November 19, 2018
Apple inked a multi-year partnership with studio A24 to make independent features, the first time that it expanded its ambitions to make content beyond TV programming. Last year, Apple announced it had committed $1 billion to create scripted shows, moving into a field dominated by Amazon and Netflix. Prior to the deal, Apple had only signed deals for two films, the documentary “The Elephant Queen” and family-friendly animated film “Wolfwalkers.” A24 is known for its Oscar-winning feature “Moonlight.”
The Wall Street Journal reports that, since A24 was founded in 2012, its “films are often more successful in provoking cultural conversation than profiting heavily from ticket sales, a signal the Apple deal is more about brand cache [sic] than box-office windfalls.” “Moonlight,” for example, which won Oscars for best picture, best adapted screenplay and best supporting actors, was “among the lowest-grossing movies ever to win best picture.”
Apple is mum, however, on whether any of the joint projects will be released theatrically. Netflix has resisted wide theatrical releases of its films, only showing features in physical movie theaters to qualify for an Academy Award nomination. Amazon, however, has released its movies in multiple markets before streaming them “on its service several weeks later.”
Apple’s “push into original content” takes place across a backdrop of slowing smartphone sales.

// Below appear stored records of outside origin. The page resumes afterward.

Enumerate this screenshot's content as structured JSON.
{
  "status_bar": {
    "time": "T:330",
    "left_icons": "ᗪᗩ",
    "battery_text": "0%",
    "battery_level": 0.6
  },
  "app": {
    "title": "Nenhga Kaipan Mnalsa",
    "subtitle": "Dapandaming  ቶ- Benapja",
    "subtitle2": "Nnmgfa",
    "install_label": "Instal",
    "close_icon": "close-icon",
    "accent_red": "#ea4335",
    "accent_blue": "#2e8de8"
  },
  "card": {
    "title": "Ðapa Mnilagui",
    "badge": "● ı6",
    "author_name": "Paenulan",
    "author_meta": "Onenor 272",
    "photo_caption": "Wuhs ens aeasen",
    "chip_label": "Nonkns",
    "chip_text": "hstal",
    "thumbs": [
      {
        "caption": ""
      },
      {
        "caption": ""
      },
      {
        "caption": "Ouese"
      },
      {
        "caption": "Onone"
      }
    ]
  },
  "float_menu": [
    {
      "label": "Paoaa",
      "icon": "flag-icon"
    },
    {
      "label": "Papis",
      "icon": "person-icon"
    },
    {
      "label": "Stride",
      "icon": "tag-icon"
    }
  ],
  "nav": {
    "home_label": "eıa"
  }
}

Its strategy is to “accelerate a growing services business that includes app store sales, mobile payments and a music-streaming subscription offering,” as well as content creation. To lead its efforts in video, Apple lured executives Jamie Erlicht and Zack Van Amburg from Sony Pictures Television, where they oversaw “Breaking Bad” and “The Crown.”
Originally Apple planned to launch its first shows late this year, but postponed it until March, said sources. The shows Apple produces are aimed to “support a video service on its TV app that could be bundled with subscriptions such as iCloud storage or future device sales,” they added.
A24 has had success in an environment in which the major studios put their energies into franchise blockbusters. A24’s adult-oriented fare has run the gamut from its early film “Spring Breakers,” starring former Disney Channel stars as “debauched college students” to this year’s horror film “Hereditary,” its widest release that made $44 million in the U.S. and Canada.